PULLMAN, Wash. – Washington State University’s Elson S. Floyd College of Medicine (ESFCOM) achieved another significant milestone this week when it received news that WSU was granted accreditation by the Northwest Commission on Colleges and Universities (NWCCU) for the doctor of medicine program that the ESFCOM will be offering.

“This is another historic step in our commitment to educating physicians who will practice in Washington’s underserved communities,” said WSU President Kirk Schulz. “I’m grateful to the NWCCU and to our internal team that continues its outstanding work as we prepare to welcome our inaugural class of medical students in August.”

Heine_8995lowresFounding Dean John Tomkowiak, MD, MOL, said the accreditation process was a rigorous one and required an enormous combined effort of faculty, staff and administration from ESFCOM as well as from the main WSU campus at Pullman.

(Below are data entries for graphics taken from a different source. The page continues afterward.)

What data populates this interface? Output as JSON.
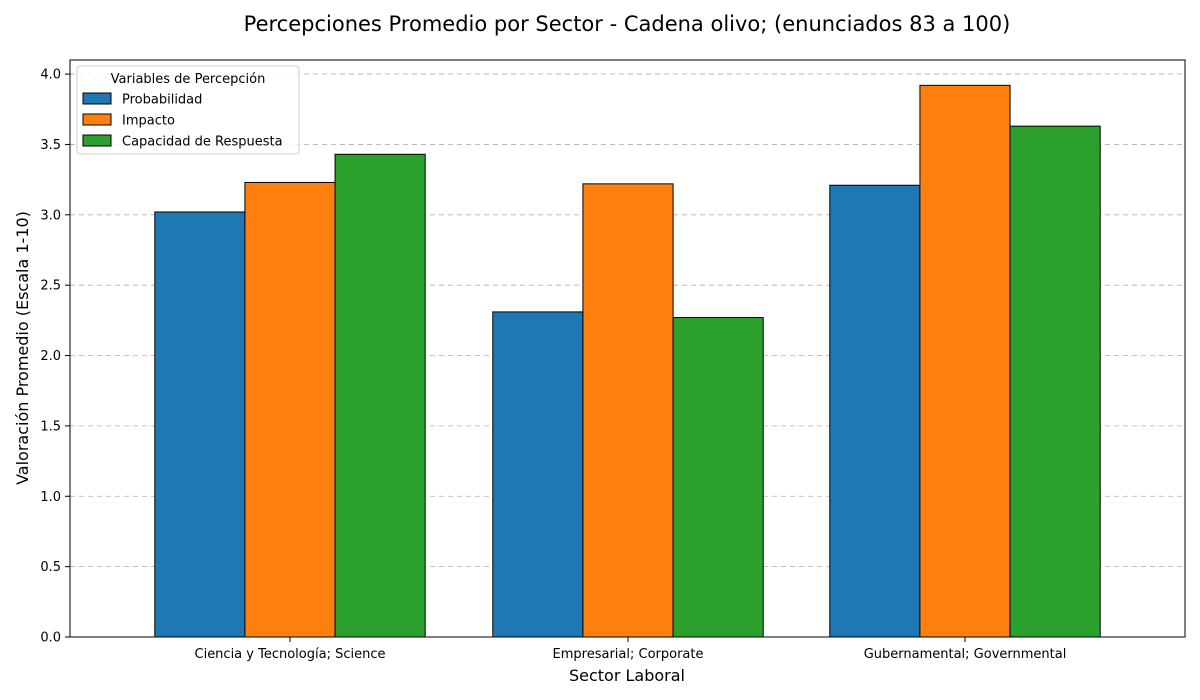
{
  "chart_data": {
    "type": "bar",
    "title": "Percepciones Promedio por Sector - Cadena olivo;  (enunciados 83 a 100)",
    "xlabel": "Sector Laboral",
    "ylabel": "Valoración Promedio (Escala 1-10)",
    "ylim": [
      0,
      4.1
    ],
    "yticks": [
      "0.0",
      "0.5",
      "1.0",
      "1.5",
      "2.0",
      "2.5",
      "3.0",
      "3.5",
      "4.0"
    ],
    "grid": "y-dashed",
    "legend": {
      "title": "Variables de Percepción",
      "placement": "top-left"
    },
    "categories": [
      "Ciencia y Tecnología; Science",
      "Empresarial; Corporate",
      "Gubernamental; Governmental"
    ],
    "series": [
      {
        "name": "Probabilidad",
        "color": "#1f77b4",
        "values": [
          3.02,
          2.31,
          3.21
        ]
      },
      {
        "name": "Impacto",
        "color": "#ff7f0e",
        "values": [
          3.23,
          3.22,
          3.92
        ]
      },
      {
        "name": "Capacidad de Respuesta",
        "color": "#2ca02c",
        "values": [
          3.43,
          2.27,
          3.63
        ]
      }
    ]
  }
}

“The team effort that resulted in this accomplishment is exemplary of the kind of collaboration the college has received from the beginning,” Dr. Tomkowiak noted. “This is a major step that allows the university to confer the MD degree to graduating medical school students.”

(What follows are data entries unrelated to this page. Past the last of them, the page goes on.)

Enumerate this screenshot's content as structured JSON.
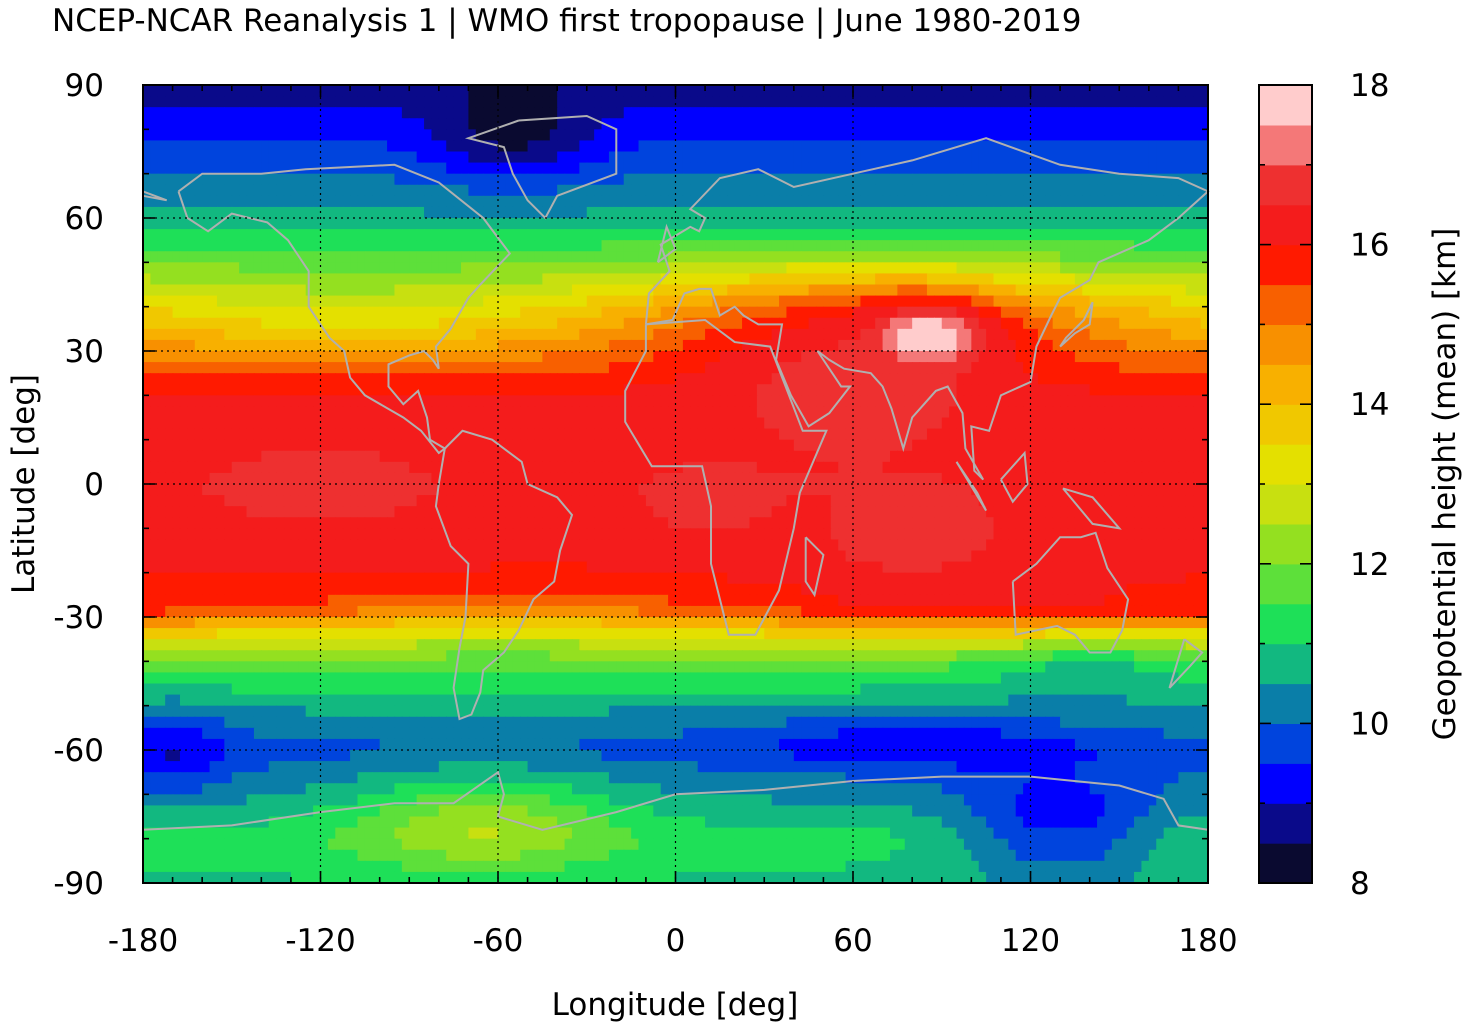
{
  "chart_data": {
    "type": "heatmap",
    "title": "NCEP-NCAR Reanalysis 1 | WMO first tropopause | June 1980-2019",
    "xlabel": "Longitude [deg]",
    "ylabel": "Latitude [deg]",
    "xlim": [
      -180,
      180
    ],
    "ylim": [
      -90,
      90
    ],
    "x_ticks": [
      "-180",
      "-120",
      "-60",
      "0",
      "60",
      "120",
      "180"
    ],
    "y_ticks": [
      "-90",
      "-60",
      "-30",
      "0",
      "30",
      "60",
      "90"
    ],
    "grid": true,
    "colorbar": {
      "label": "Geopotential height (mean) [km]",
      "range": [
        8,
        18
      ],
      "step": 0.5,
      "ticks": [
        "8",
        "10",
        "12",
        "14",
        "16",
        "18"
      ],
      "colors": [
        "#0a0a30",
        "#0a0a8a",
        "#0000ff",
        "#0044dd",
        "#0a7ea8",
        "#12b880",
        "#1ee058",
        "#5de03a",
        "#94e020",
        "#c8e010",
        "#e4e000",
        "#f0c800",
        "#f8b000",
        "#f89000",
        "#f86000",
        "#ff1a00",
        "#f41c1c",
        "#ee3030",
        "#f47878",
        "#ffcccc"
      ]
    },
    "latitude_profile_km": [
      {
        "lat": 90,
        "km": 8.7
      },
      {
        "lat": 80,
        "km": 9.4
      },
      {
        "lat": 70,
        "km": 10.0
      },
      {
        "lat": 60,
        "km": 10.6
      },
      {
        "lat": 50,
        "km": 12.0
      },
      {
        "lat": 40,
        "km": 13.8
      },
      {
        "lat": 30,
        "km": 15.0
      },
      {
        "lat": 20,
        "km": 16.0
      },
      {
        "lat": 10,
        "km": 16.1
      },
      {
        "lat": 0,
        "km": 16.4
      },
      {
        "lat": -10,
        "km": 16.2
      },
      {
        "lat": -20,
        "km": 16.0
      },
      {
        "lat": -28,
        "km": 15.6
      },
      {
        "lat": -35,
        "km": 13.0
      },
      {
        "lat": -40,
        "km": 11.8
      },
      {
        "lat": -50,
        "km": 10.6
      },
      {
        "lat": -60,
        "km": 9.8
      },
      {
        "lat": -70,
        "km": 10.4
      },
      {
        "lat": -80,
        "km": 11.2
      },
      {
        "lat": -90,
        "km": 10.9
      }
    ],
    "anomalies": [
      {
        "lon": 85,
        "lat": 33,
        "dlon": 22,
        "dlat": 8,
        "km": 17.6
      },
      {
        "lon": 60,
        "lat": 20,
        "dlon": 55,
        "dlat": 20,
        "km": 16.6
      },
      {
        "lon": -120,
        "lat": 0,
        "dlon": 45,
        "dlat": 12,
        "km": 16.6
      },
      {
        "lon": 10,
        "lat": -4,
        "dlon": 25,
        "dlat": 10,
        "km": 16.6
      },
      {
        "lon": 80,
        "lat": -12,
        "dlon": 40,
        "dlat": 12,
        "km": 16.6
      },
      {
        "lon": -55,
        "lat": 78,
        "dlon": 28,
        "dlat": 10,
        "km": -1.2
      },
      {
        "lon": 80,
        "lat": -58,
        "dlon": 55,
        "dlat": 7,
        "km": -0.8
      },
      {
        "lon": -170,
        "lat": -60,
        "dlon": 20,
        "dlat": 10,
        "km": -0.9
      },
      {
        "lon": -65,
        "lat": -76,
        "dlon": 45,
        "dlat": 12,
        "km": 1.5
      },
      {
        "lon": 130,
        "lat": -78,
        "dlon": 35,
        "dlat": 12,
        "km": -1.6
      },
      {
        "lon": 140,
        "lat": -40,
        "dlon": 40,
        "dlat": 8,
        "km": -0.8
      }
    ]
  }
}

The NWCCU’s approval for WSU to include a Doctor of Medicine degree under its accreditation is effective in August when the charter class of medical students arrives on campus.
Accreditation from the NWCCU follows the October 18, 2016, preliminary accreditation from the Liaison Committee on Medical Education (LCME).

The college is in the process of interviewing candidates from Washington state. Offers of acceptance to the charter class will begin in March.

WSU is requesting $10.8 million in the state 2017-19 operating budget to support classes of 60 first-year medical students and 60 second-year students.

The ESFCOM is named after WSU’s late president Elson S. Floyd who proposed the medical school in 2014.